“Dios mío, ¿pero qué nos hemos hecho?” (originalmente “Les Risques de L’Amour”) no es una epopeya romántica, ni una comedia explosiva. Es, en esencia, un retrato sutil y profundamente humano de la familia Verneuil y el peso de los recuerdos. Philippe Grimberguer, a través de una dirección delicada y un ritmo pausado, consigue que la película se sienta como un viaje en el tiempo, un encuentro con versiones pasadas de nosotros mismos y de nuestras relaciones. La película se construye a partir de una premisa simple: el 40 aniversario de Claude y Marie Verneuil y la decisión de sus hijas de reunir a sus padres con los novios. Pero la verdadera magia reside en la forma en que se explora la complejidad de las relaciones familiares a lo largo de décadas.

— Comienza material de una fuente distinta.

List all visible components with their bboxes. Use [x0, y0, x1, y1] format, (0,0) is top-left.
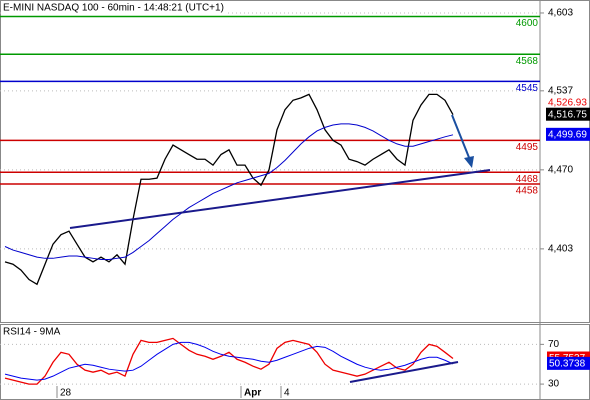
x-tick-label: 28	[60, 388, 72, 399]
last-value-label: 50.3738	[549, 358, 586, 369]
level-label: 4600	[516, 18, 539, 29]
arrow-head	[464, 156, 474, 168]
level-label: 4495	[516, 142, 539, 153]
y-tick-label: 4,603	[548, 8, 573, 19]
rsi-panel	[0, 324, 590, 400]
y-tick-label: 4,470	[548, 164, 573, 175]
chart-title: RSI14 - 9MA	[3, 327, 61, 338]
level-label: 4468	[516, 174, 539, 185]
price-marker-label: 4,526.93	[548, 97, 587, 108]
x-tick-label: Apr	[244, 388, 261, 399]
price-marker-box	[546, 107, 590, 121]
title-bg	[1, 1, 227, 14]
arrow-shaft	[451, 114, 471, 161]
price-marker-label: 4,516.75	[548, 109, 587, 120]
y-tick-label: 4,537	[548, 85, 573, 96]
y-tick-label: 70	[548, 339, 560, 350]
series-line	[4, 341, 454, 381]
level-label: 4568	[516, 56, 539, 67]
series-line	[4, 123, 454, 260]
series-line	[4, 93, 454, 286]
y-tick-label: 4,403	[548, 244, 573, 255]
price-marker-label: 4,499.69	[548, 129, 587, 140]
rsi-trend-line	[349, 361, 459, 383]
x-tick-label: 4	[284, 388, 290, 399]
title-bg	[1, 325, 64, 338]
annotations	[69, 114, 491, 383]
level-label: 4545	[516, 83, 539, 94]
series-line	[4, 337, 454, 385]
price-panel	[0, 0, 590, 323]
last-value-box	[547, 356, 590, 370]
y-tick-label: 30	[548, 379, 560, 390]
trend-line	[69, 169, 491, 229]
chart-title: E-MINI NASDAQ 100 - 60min - 14:48:21 (UT…	[3, 3, 224, 14]
price-marker-box	[546, 127, 590, 141]
level-label: 4458	[516, 186, 539, 197]
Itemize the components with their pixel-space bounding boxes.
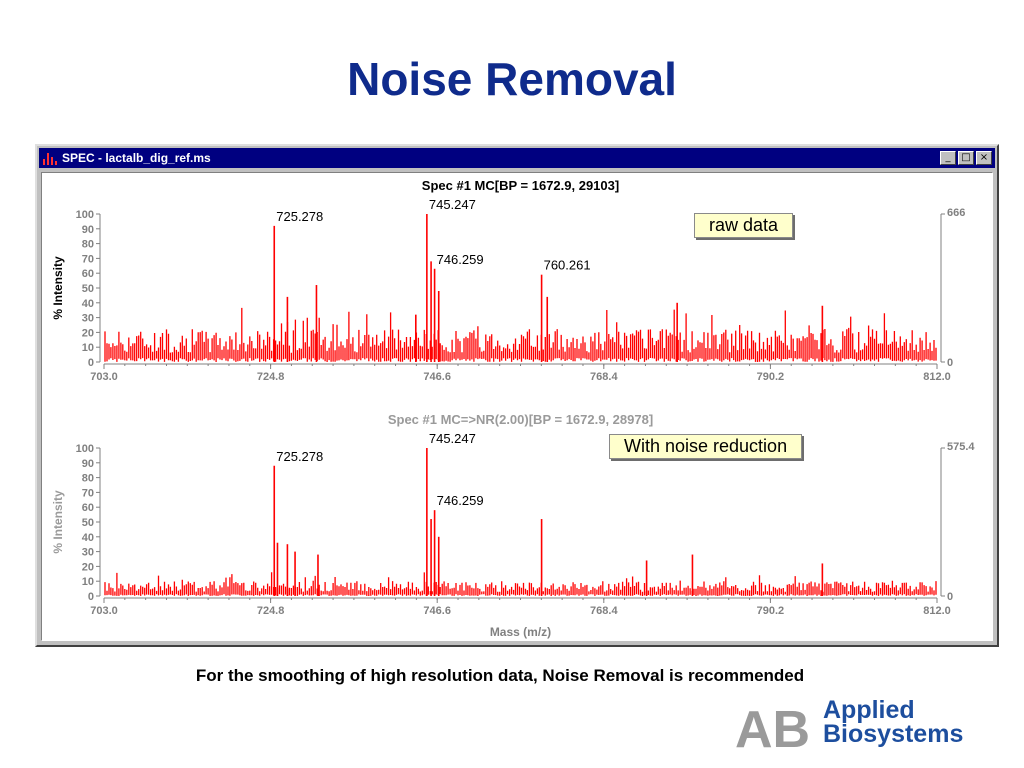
right-axis-max: 575.4 bbox=[947, 441, 975, 453]
spectrum-icon bbox=[42, 151, 58, 165]
close-icon[interactable]: × bbox=[976, 151, 992, 165]
x-tick-label: 724.8 bbox=[257, 371, 285, 383]
y-tick-label: 70 bbox=[82, 253, 94, 265]
y-tick-label: 50 bbox=[82, 517, 94, 529]
slide-title: Noise Removal bbox=[347, 53, 677, 105]
spectra-plots: Spec #1 MC[BP = 1672.9, 29103] 0 10 20 30 40 5… bbox=[51, 178, 975, 639]
y-tick-label: 0 bbox=[88, 591, 94, 603]
y-tick-label: 60 bbox=[82, 502, 94, 514]
y-tick-label: 80 bbox=[82, 239, 94, 251]
y-tick-label: 60 bbox=[82, 268, 94, 280]
applied-biosystems-logo: AB Applied Biosystems bbox=[735, 696, 980, 760]
y-tick-label: 30 bbox=[82, 313, 94, 325]
y-tick-label: 10 bbox=[82, 342, 94, 354]
y-tick-label: 40 bbox=[82, 298, 94, 310]
ab-logo-mark-text: AB bbox=[735, 701, 810, 752]
x-tick-label: 746.6 bbox=[423, 605, 451, 617]
y-axis-label: % Intensity bbox=[51, 490, 65, 554]
peak-label: 760.261 bbox=[544, 258, 591, 273]
right-axis-max: 666 bbox=[947, 207, 965, 219]
y-axis-label: % Intensity bbox=[51, 256, 65, 320]
chart-title: Spec #1 MC=>NR(2.00)[BP = 1672.9, 28978] bbox=[388, 412, 653, 427]
x-tick-label: 812.0 bbox=[923, 605, 951, 617]
minimize-icon[interactable]: _ bbox=[940, 151, 956, 165]
x-tick-label: 724.8 bbox=[257, 605, 285, 617]
peak-label: 746.259 bbox=[437, 493, 484, 508]
x-tick-label: 790.2 bbox=[757, 371, 785, 383]
y-tick-label: 40 bbox=[82, 532, 94, 544]
right-axis-min: 0 bbox=[947, 591, 953, 603]
y-tick-label: 80 bbox=[82, 473, 94, 485]
noise-trace bbox=[104, 572, 937, 596]
y-tick-label: 100 bbox=[76, 209, 94, 221]
y-tick-label: 20 bbox=[82, 561, 94, 573]
x-tick-label: 703.0 bbox=[90, 371, 118, 383]
y-tick-label: 90 bbox=[82, 224, 94, 236]
noise-reduction-callout: With noise reduction bbox=[609, 434, 803, 459]
y-tick-label: 0 bbox=[88, 357, 94, 369]
x-tick-label: 703.0 bbox=[90, 605, 118, 617]
window-titlebar[interactable]: SPEC - lactalb_dig_ref.ms _ □ × bbox=[39, 148, 995, 168]
spectrum-view[interactable]: Spec #1 MC[BP = 1672.9, 29103] 0 10 20 30 40 5… bbox=[41, 172, 993, 641]
slide-caption: For the smoothing of high resolution dat… bbox=[195, 666, 805, 685]
y-tick-label: 70 bbox=[82, 487, 94, 499]
spec-window[interactable]: SPEC - lactalb_dig_ref.ms _ □ × Spec #1 … bbox=[35, 144, 999, 647]
x-tick-label: 768.4 bbox=[590, 371, 618, 383]
y-tick-label: 10 bbox=[82, 576, 94, 588]
y-tick-label: 50 bbox=[82, 283, 94, 295]
y-tick-label: 30 bbox=[82, 547, 94, 559]
peak-label: 725.278 bbox=[276, 209, 323, 224]
peak-label: 725.278 bbox=[276, 449, 323, 464]
y-tick-label: 20 bbox=[82, 327, 94, 339]
y-tick-label: 100 bbox=[76, 443, 94, 455]
peak-label: 746.259 bbox=[437, 252, 484, 267]
x-tick-label: 812.0 bbox=[923, 371, 951, 383]
window-title: SPEC - lactalb_dig_ref.ms bbox=[62, 151, 211, 165]
logo-line-biosystems: Biosystems bbox=[823, 720, 964, 748]
raw-data-callout: raw data bbox=[694, 213, 794, 238]
chart-title: Spec #1 MC[BP = 1672.9, 29103] bbox=[422, 178, 619, 193]
noise-trace bbox=[104, 307, 937, 362]
y-tick-label: 90 bbox=[82, 458, 94, 470]
x-tick-label: 746.6 bbox=[423, 371, 451, 383]
ab-logo-mark: AB bbox=[735, 701, 810, 759]
right-axis-min: 0 bbox=[947, 357, 953, 369]
peak-label: 745.247 bbox=[429, 431, 476, 446]
logo-line-applied: Applied bbox=[823, 696, 915, 724]
x-axis-label: Mass (m/z) bbox=[490, 625, 551, 639]
maximize-icon[interactable]: □ bbox=[958, 151, 974, 165]
x-tick-label: 768.4 bbox=[590, 605, 618, 617]
peak-label: 745.247 bbox=[429, 197, 476, 212]
x-tick-label: 790.2 bbox=[757, 605, 785, 617]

El guion, de Robert Benayoun y Lionel Burney, es admirable en su modestia. No hay grandes diálogos ni momentos de drama exagerado. En su lugar, la película se basa en la observación y en la interacción de los personajes. Cada encuentro, cada mirada, cada silencio es cargado de significado. La historia se desarrolla a medida que los novios, a menudo extraños entre sí, comienzan a conocerse mejor y a descubrir los secretos que la familia Verneuil ha guardado durante años. El guion evita juzgar; simplemente presenta las consecuencias de las decisiones pasadas y cómo estas afectan al presente. La tensión se genera sutilmente, a través de pequeños detalles y de la creciente sospecha entre los personajes.
Las interpretaciones son excepcionales. Sandrine Bonnaire como Marie, la matriarca, ofrece una actuación matizada y conmovedora. Su mirada, a menudo llena de tristeza y arrepentimiento, habla más que cualquier palabra. Jean-Paul Roumier, como Claude, es igualmente brillante, transmitiendo la dignidad de un hombre que ha vivido una vida llena de experiencias, tanto positivas como negativas. Pero el verdadero corazón de la película reside en las actuaciones de los cuatro hijos y sus respectivos esposas. Cada uno de ellos aporta una personalidad única a la narrativa, con interpretaciones particularmente notables de Anouk Boulanger, Jérémie Renier y Valeria Bruni-Tedeschi. Las actuaciones son realistas, honestas y llenas de vulnerabilidad, lo que contribuye enormemente a la credibilidad emocional de la historia.
La cinematografía de Frédéric Tinturier es hermosa y discreta. No hay efectos visuales ostentosos, pero la cámara captura la belleza del paisaje de la región del Valle del Loire y la atmósfera acogedora de la casa familiar. El uso de la luz y la sombra crea una atmósfera melancólica y nostálgica, y la banda sonora, compuesta por Maxime Arlucre, complementa perfectamente el tono de la película. La película no se apresura a dar respuestas; al contrario, nos invita a reflexionar sobre la naturaleza del amor, la familia y el paso del tiempo. Es una película que te queda en la mente mucho después de que terminan los créditos.